Le budget de la défense refait surface : les réformes d’acquisition abandonnées pour 2027
L'une des principales choses qui fait son retour est une règle obligeant les entrepreneurs à être transparents avec le Pentagone si les prix flambent. Il s'agit d'un système d'avertissement préalable si le coût d'un produit ou d'un service dépasse de plus de 25 % le prix proposé, ou de 50 % le prix récemment payé par le gouvernement. Ceci concerne particulièrement les contrats pour lesquels il n'y a pas eu de forte concurrence. Si les entreprises ne signalent pas l'augmentation de prix dans les 30 jours suivant sa découverte, l'Agence d'audit des contrats de défense en sera informée. Cela semble équitable, n'est-ce pas ? C'est une mesure visant à mettre fin à toute pratique de surfacturation.
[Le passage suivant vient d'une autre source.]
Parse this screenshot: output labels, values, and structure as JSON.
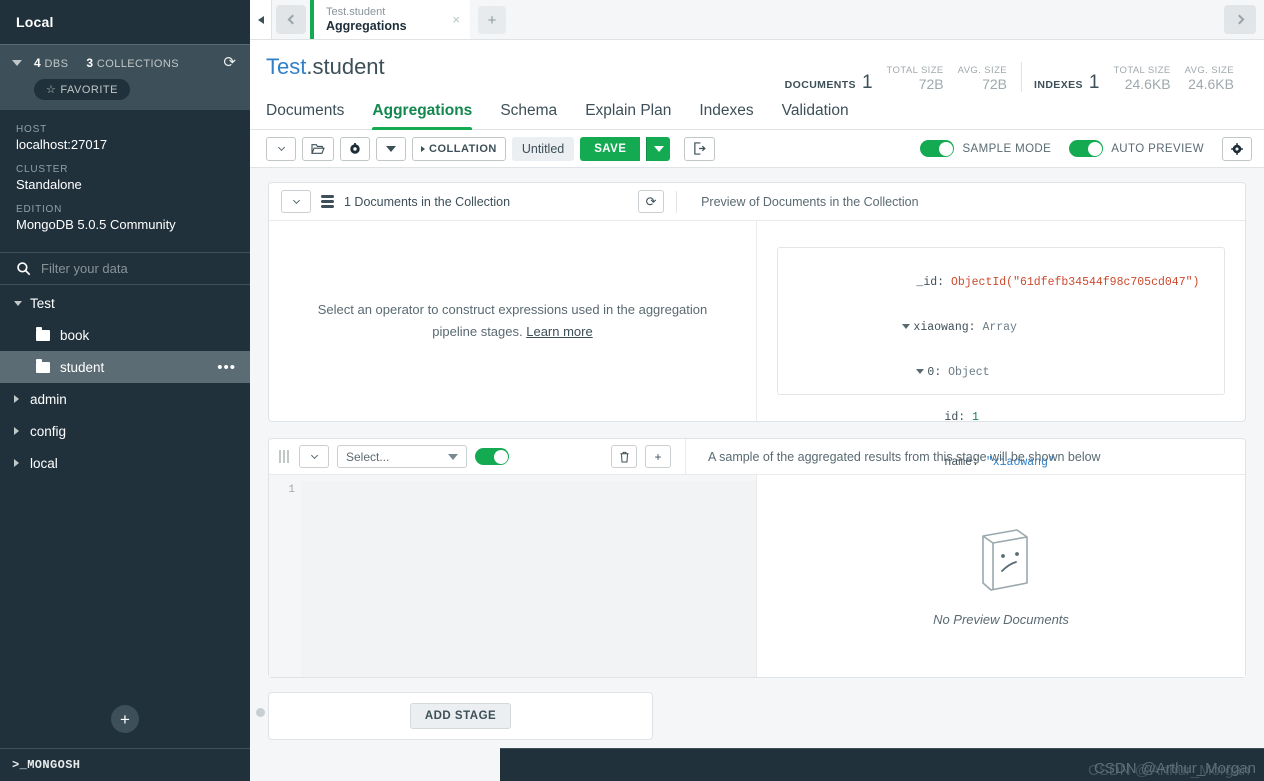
{
  "sidebar": {
    "title": "Local",
    "stats": {
      "dbs_count": "4",
      "dbs_label": "DBS",
      "collections_count": "3",
      "collections_label": "COLLECTIONS"
    },
    "favorite_label": "FAVORITE",
    "meta": [
      {
        "label": "HOST",
        "value": "localhost:27017"
      },
      {
        "label": "CLUSTER",
        "value": "Standalone"
      },
      {
        "label": "EDITION",
        "value": "MongoDB 5.0.5 Community"
      }
    ],
    "filter_placeholder": "Filter your data",
    "filter_value": "",
    "tree": [
      {
        "name": "Test",
        "type": "db",
        "expanded": true
      },
      {
        "name": "book",
        "type": "collection",
        "selected": false
      },
      {
        "name": "student",
        "type": "collection",
        "selected": true,
        "menu": "•••"
      },
      {
        "name": "admin",
        "type": "db",
        "expanded": false
      },
      {
        "name": "config",
        "type": "db",
        "expanded": false
      },
      {
        "name": "local",
        "type": "db",
        "expanded": false
      }
    ],
    "add_label": "+",
    "shell_label": ">_MONGOSH"
  },
  "tabbar": {
    "tab": {
      "subtitle": "Test.student",
      "title": "Aggregations",
      "close": "×"
    },
    "new_tab": "+"
  },
  "collection": {
    "db_name": "Test",
    "separator": ".",
    "coll_name": "student",
    "stats": {
      "documents_label": "DOCUMENTS",
      "documents_value": "1",
      "documents_total_size_label": "TOTAL SIZE",
      "documents_total_size": "72B",
      "documents_avg_size_label": "AVG. SIZE",
      "documents_avg_size": "72B",
      "indexes_label": "INDEXES",
      "indexes_value": "1",
      "indexes_total_size_label": "TOTAL SIZE",
      "indexes_total_size": "24.6KB",
      "indexes_avg_size_label": "AVG. SIZE",
      "indexes_avg_size": "24.6KB"
    }
  },
  "nav_tabs": [
    {
      "label": "Documents",
      "active": false
    },
    {
      "label": "Aggregations",
      "active": true
    },
    {
      "label": "Schema",
      "active": false
    },
    {
      "label": "Explain Plan",
      "active": false
    },
    {
      "label": "Indexes",
      "active": false
    },
    {
      "label": "Validation",
      "active": false
    }
  ],
  "toolbar": {
    "collation_label": "COLLATION",
    "pipeline_name": "Untitled",
    "save_label": "SAVE",
    "sample_mode_label": "SAMPLE MODE",
    "sample_mode_on": true,
    "auto_preview_label": "AUTO PREVIEW",
    "auto_preview_on": true,
    "settings_icon": "⚙"
  },
  "input_panel": {
    "documents_count_text": "1 Documents in the Collection",
    "refresh_icon": "⟳",
    "preview_label": "Preview of Documents in the Collection",
    "hint_text": "Select an operator to construct expressions used in the aggregation pipeline stages.",
    "hint_link": "Learn more",
    "document": {
      "id_key": "_id",
      "id_value": "ObjectId(\"61dfefb34544f98c705cd047\")",
      "array_key": "xiaowang",
      "array_type": "Array",
      "object_index": "0",
      "object_type": "Object",
      "fields": [
        {
          "key": "id",
          "value": "1",
          "kind": "number"
        },
        {
          "key": "name",
          "value": "\"xiaowang\"",
          "kind": "string"
        }
      ]
    }
  },
  "stage": {
    "operator_placeholder": "Select...",
    "enabled": true,
    "delete_icon": "🗑",
    "add_icon": "+",
    "note": "A sample of the aggregated results from this stage will be shown below",
    "line_number": "1",
    "code": "",
    "no_preview_text": "No Preview Documents"
  },
  "add_stage": {
    "label": "ADD STAGE"
  },
  "watermark": {
    "text": "CSDN @Arthur_Morgan",
    "text2": "CSDN @Arthur_Morgan"
  },
  "colors": {
    "brand_green": "#13aa52",
    "sidebar_bg": "#21313c",
    "link_blue": "#2f80c8"
  }
}
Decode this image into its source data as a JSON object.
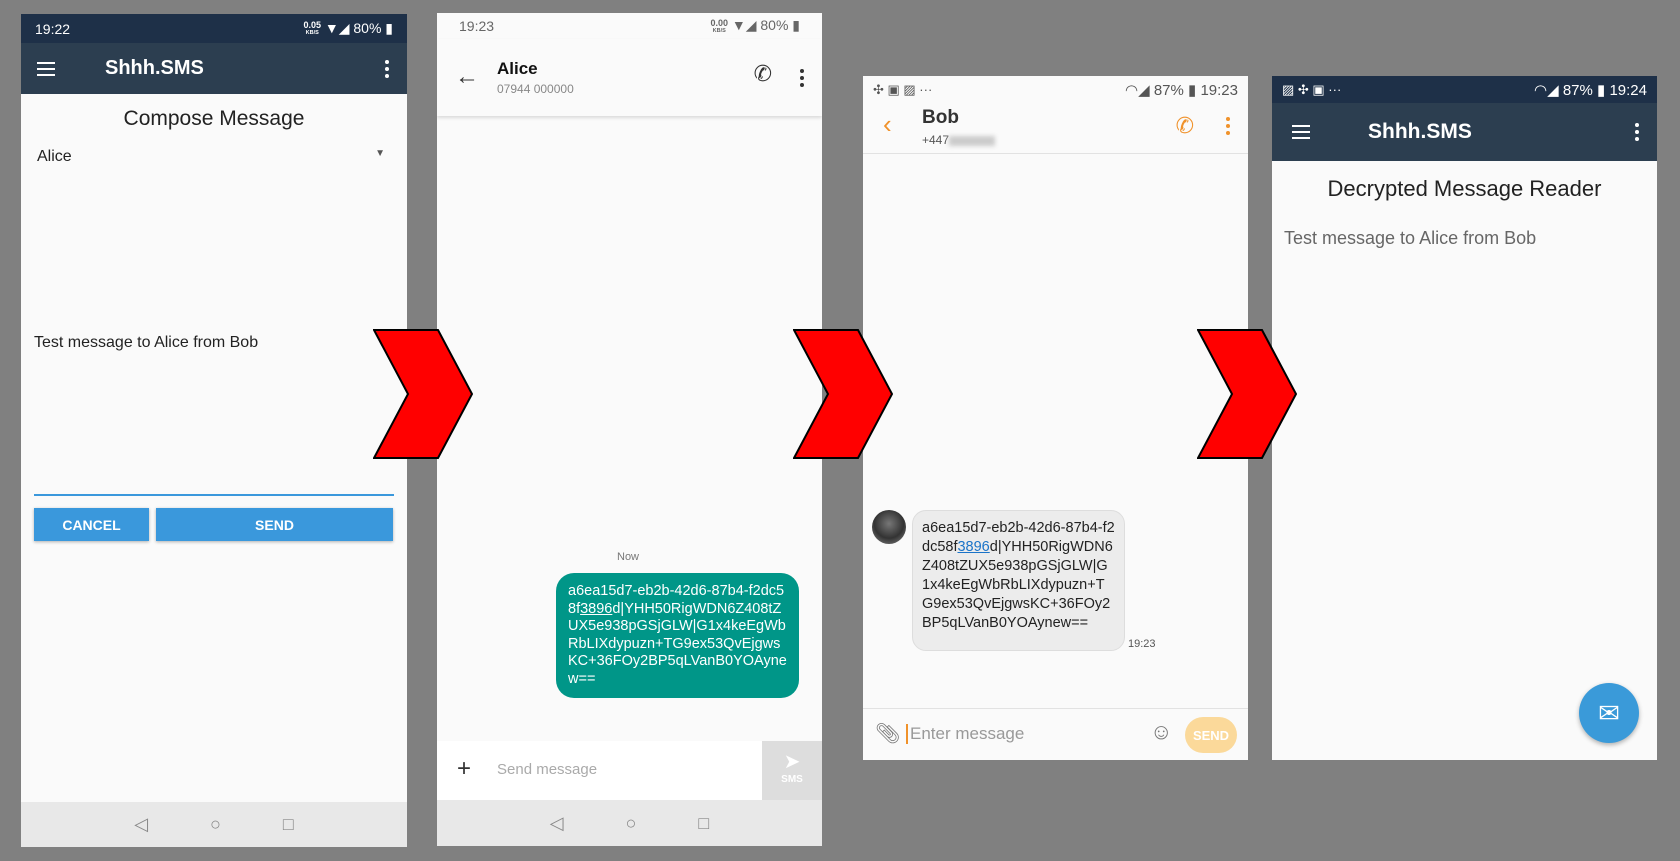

Une autre idée, abandonnée l'année dernière mais remise sur la table, consiste à empêcher les entreprises de modifier les données relatives aux coûts et aux prix *après* la conclusion d'un accord sur le prix du contrat. Le Sénat souhaite s'assurer que le ministère de la Défense dispose de toutes les informations tarifaires fiables dès le départ.
Et tenez-vous bien : le « droit à la réparation » est également de retour ! C'est là que les choses risquent de se compliquer, car les organisations professionnelles n'avaient pas vraiment accueilli favorablement cette mesure la dernière fois. Le Sénat propose que les droits d'accès aux ressources techniques et logicielles à des fins gouvernementales soient la norme. Concrètement, à moins que les prestataires ne puissent justifier un contrôle plus strict, l'État bénéficierait d'un accès accru pour des opérations et une maintenance notamment en cas d'urgence. La Chambre des représentants étudie également une proposition similaire.
Le projet de loi de 2026 visait principalement à faciliter l'acquisition de produits commerciaux par le Pentagone. À présent, le Sénat souhaite exercer une pression sur les responsables des acquisitions en retenant une partie de leur budget de déplacement jusqu'à ce qu'ils rendent compte de la mise en œuvre concrète d'une nouvelle stratégie logicielle. Ils veulent savoir si le Pentagone privilégie réellement les méthodes d'achat commerciales pour le développement de logiciels. Ils insistent également sur une plus grande transparence concernant les « accords de transactions autres » (OTA), et souhaitent que ceux qui sont attribués soient rendus publics. De plus, ils veulent que le Pentagone crée un tableau de bord de données sophistiqué pour suivre les performances des différents programmes d'acquisition, en mettant l'accent sur les coûts, les échéanciers et la concurrence. Ils souhaitent même faire appel à des experts du secteur commercial pour contribuer à l'élaboration des stratégies et former les responsables des contrats. Il semble que le projet de loi de 2027 vise réellement à élargir la portée des réformes. Il ne s'agit pas seulement de la manière dont le Pentagone effectue ses achats, mais aussi de la manière dont il développe et collabore avec l'ensemble du secteur de la défense. Cela pourrait avoir un impact considérable sur les pratiques du secteur de la défense à l'avenir.